Résumé non technique d'un projet d'expérimentation animale publié sur ALURES le 01/04/2025
("EC NTS/RA identifier" : NTS-FR-915612)
Testée seize fois et manipulée dix-huit fois sur trente-six semaines, chaque poulette suivie passe par des épreuves de persévérance alimentaire, de réactivité face à un objet nouveau, de motivation sociale, de témérité, de biais d’attention et de contagion émotionnelle. 224 poules pondeuses vont être utilisées dans des procédures d’un niveau de souffrance modéré, dont 200 suivies individuellement. L’objectif déclaré est de fournir aux éleveurs une grille pour repérer tôt les futures piqueuses, l’épointage du bec restant autorisé en France. Le porteur reconnaît que le picage sévère ne pourra pas être évité puisqu’il s’agit précisément de l’observer, 28 poules choisies pour leur tempérament seront tuées par injection pour prélever leur cerveau, les autres partant à l’abattoir.

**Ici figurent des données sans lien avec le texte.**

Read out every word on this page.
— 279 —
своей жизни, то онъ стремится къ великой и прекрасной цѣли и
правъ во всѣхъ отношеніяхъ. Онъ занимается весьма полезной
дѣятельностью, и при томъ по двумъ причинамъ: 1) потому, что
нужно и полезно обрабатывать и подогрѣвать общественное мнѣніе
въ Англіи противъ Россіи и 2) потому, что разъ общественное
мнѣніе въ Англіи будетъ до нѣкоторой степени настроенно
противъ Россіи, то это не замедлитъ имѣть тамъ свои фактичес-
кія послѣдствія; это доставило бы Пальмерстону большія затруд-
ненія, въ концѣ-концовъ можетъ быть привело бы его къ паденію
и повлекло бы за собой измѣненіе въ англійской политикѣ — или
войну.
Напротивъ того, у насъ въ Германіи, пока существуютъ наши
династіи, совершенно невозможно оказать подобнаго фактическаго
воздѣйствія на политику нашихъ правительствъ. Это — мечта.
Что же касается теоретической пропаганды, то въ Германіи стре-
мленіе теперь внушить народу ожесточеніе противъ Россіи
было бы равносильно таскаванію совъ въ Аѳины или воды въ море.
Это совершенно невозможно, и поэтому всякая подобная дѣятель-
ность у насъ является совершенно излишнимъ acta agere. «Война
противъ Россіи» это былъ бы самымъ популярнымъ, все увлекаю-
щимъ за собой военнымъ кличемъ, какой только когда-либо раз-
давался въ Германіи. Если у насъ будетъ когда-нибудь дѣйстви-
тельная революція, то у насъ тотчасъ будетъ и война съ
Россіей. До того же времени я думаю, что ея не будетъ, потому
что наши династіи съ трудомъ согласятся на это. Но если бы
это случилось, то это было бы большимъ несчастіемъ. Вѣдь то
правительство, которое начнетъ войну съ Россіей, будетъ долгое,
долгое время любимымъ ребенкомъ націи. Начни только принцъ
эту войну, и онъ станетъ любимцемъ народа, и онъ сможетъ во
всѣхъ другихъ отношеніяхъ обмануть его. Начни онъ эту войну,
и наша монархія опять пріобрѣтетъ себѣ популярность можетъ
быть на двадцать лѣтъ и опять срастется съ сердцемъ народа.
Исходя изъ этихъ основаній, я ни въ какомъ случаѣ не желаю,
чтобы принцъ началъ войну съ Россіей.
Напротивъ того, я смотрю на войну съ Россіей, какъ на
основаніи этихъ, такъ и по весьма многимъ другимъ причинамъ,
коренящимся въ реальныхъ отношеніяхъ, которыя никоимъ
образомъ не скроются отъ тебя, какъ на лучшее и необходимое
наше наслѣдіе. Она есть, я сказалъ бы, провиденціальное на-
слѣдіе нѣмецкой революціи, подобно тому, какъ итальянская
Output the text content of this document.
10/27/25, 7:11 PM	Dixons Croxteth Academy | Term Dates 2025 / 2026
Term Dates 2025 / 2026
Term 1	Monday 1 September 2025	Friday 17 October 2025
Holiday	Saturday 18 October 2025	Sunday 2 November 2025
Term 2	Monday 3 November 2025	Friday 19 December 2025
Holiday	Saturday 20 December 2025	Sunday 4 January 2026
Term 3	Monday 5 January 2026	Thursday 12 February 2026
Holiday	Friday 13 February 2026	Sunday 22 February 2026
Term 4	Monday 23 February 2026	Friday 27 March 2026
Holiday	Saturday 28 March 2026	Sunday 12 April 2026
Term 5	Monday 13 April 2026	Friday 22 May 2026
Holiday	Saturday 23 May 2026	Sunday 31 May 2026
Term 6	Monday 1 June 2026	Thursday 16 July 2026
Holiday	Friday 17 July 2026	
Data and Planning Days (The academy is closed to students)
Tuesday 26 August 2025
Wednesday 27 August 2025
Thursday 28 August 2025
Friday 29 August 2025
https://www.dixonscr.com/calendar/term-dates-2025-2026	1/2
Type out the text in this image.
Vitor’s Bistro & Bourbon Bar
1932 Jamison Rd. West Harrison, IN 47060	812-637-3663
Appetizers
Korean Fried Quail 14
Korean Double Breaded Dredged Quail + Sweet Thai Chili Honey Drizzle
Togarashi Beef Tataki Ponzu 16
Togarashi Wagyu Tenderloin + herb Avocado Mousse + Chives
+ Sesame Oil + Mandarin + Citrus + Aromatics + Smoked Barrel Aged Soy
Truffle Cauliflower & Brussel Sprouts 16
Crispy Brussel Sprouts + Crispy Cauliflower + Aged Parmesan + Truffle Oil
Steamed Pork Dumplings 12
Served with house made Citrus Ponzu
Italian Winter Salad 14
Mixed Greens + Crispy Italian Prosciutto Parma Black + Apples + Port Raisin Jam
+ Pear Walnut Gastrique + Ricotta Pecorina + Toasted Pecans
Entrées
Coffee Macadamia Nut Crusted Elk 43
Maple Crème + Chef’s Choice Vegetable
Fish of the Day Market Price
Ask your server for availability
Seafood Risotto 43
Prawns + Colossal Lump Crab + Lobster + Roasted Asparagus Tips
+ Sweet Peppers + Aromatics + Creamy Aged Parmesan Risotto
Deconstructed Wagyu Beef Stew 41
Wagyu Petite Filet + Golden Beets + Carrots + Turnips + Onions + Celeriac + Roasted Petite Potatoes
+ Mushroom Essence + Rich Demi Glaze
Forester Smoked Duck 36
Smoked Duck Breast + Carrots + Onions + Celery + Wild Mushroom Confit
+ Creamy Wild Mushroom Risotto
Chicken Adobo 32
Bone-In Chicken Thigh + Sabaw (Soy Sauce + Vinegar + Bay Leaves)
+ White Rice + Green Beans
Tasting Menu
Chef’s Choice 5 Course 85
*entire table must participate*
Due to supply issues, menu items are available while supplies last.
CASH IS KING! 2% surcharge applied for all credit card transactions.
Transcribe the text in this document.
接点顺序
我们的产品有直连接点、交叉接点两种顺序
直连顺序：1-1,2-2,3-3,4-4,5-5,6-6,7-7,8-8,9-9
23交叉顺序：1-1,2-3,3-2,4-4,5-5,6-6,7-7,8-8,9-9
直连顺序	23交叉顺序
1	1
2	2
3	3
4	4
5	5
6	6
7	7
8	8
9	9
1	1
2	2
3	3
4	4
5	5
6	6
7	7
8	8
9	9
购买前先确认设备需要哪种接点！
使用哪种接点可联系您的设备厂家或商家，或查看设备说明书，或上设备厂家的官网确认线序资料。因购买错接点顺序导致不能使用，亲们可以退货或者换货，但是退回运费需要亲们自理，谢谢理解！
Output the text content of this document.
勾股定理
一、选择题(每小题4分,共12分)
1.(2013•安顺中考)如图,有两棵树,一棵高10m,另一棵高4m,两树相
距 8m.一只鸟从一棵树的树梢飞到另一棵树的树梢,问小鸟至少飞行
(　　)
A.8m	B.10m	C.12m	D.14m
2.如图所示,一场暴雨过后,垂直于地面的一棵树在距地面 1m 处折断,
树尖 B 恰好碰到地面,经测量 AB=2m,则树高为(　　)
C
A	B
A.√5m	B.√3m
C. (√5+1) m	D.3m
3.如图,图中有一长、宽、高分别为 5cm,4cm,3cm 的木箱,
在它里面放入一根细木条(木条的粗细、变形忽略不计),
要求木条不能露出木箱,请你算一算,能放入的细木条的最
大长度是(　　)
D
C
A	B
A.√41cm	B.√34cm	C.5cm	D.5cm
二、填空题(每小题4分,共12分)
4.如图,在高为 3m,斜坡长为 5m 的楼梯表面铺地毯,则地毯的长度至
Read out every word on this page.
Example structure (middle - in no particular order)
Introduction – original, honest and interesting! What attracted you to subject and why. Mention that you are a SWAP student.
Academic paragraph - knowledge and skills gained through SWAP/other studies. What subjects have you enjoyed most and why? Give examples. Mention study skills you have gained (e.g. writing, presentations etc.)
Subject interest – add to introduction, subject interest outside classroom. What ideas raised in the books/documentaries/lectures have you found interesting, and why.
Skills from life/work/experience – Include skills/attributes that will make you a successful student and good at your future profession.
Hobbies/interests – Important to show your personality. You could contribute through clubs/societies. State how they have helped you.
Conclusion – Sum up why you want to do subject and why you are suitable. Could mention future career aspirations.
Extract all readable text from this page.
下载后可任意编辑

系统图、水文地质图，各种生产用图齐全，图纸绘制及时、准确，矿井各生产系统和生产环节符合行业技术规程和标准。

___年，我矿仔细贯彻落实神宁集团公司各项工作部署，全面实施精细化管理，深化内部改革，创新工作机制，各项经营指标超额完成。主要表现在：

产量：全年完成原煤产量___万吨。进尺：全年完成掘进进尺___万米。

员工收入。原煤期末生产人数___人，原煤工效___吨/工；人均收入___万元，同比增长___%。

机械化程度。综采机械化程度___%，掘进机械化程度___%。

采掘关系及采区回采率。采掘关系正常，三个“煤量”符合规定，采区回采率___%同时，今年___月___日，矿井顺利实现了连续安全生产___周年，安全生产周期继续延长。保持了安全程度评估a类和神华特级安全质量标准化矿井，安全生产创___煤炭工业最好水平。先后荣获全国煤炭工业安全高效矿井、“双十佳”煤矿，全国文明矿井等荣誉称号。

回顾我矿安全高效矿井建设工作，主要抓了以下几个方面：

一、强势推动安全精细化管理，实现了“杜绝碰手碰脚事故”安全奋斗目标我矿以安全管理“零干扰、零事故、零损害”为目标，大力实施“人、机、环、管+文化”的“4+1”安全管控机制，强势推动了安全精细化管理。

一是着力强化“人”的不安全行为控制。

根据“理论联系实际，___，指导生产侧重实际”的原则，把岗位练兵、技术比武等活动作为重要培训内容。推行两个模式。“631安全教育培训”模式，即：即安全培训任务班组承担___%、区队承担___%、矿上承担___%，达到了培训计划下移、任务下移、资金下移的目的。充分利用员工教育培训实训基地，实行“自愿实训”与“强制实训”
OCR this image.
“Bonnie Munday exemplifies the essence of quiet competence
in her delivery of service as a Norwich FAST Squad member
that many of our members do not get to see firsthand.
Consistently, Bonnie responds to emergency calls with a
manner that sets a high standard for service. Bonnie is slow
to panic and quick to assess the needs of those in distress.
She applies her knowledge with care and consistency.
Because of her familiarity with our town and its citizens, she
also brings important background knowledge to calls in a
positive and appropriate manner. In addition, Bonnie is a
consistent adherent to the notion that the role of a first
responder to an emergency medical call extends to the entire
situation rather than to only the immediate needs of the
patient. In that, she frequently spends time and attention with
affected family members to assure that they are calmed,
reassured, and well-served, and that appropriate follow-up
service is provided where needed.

Objectifs et bénéfices escomptés du projet
Décrire les objectifs du projet.
La filière de production des œufs est en pleine mutation, avec l’abolition progressive à la fois de l’élevage en cages mais aussi de pratiques pouvant compromettre le bien-être des animaux. L’épointage du bec chez la poule pondeuse, une pratique consistant à cautériser l’extrémité du bec à l’aide d’un rayon laser, potentiellement douloureuse, a déjà été interdite dans plusieurs pays. Elle reste cependant couramment utilisée en France pour limiter les effets du picage sévère en élevage, tels que le cannibalisme. L’arrêt de l’épointage s’avère compliqué, car les quelques initiatives actuelles (enrichissement du milieu, contrôle de l’intensité lumineuse, apports nutritionnels spécifiques) ne permettent pas de limiter suffisamment le risque de picage sévère chez les poules non épointées. Pour limiter son apparition, il est nécessaire de mettre en place le plus précocement possible des actions préventives. Or, les méthodes actuelles pour détecter précocement les problèmes de picage, telles que la dégradation de l’état du plumage ou l’observation de comportements agressifs, sont trop tardives pour anticiper les épisodes de picage et intervenir efficacement pour les limiter. L’enjeu est ainsi d’agir le plus tôt possible grâce à des observations comportementales en lien avec le niveau de tempérament “piqueur” des animaux. Ce travail a pour ambition de proposer un outil d’évaluation du risque de picage chez la poule à un stade précoce. Cet outil repose sur une grille d’évaluation du comportement des poulettes à destination des éleveurs. La présente étude visera à compléter et à valider des indicateurs comportementaux/de tempéraments reliés à une propension plus ou moins forte de l’individu à piquer.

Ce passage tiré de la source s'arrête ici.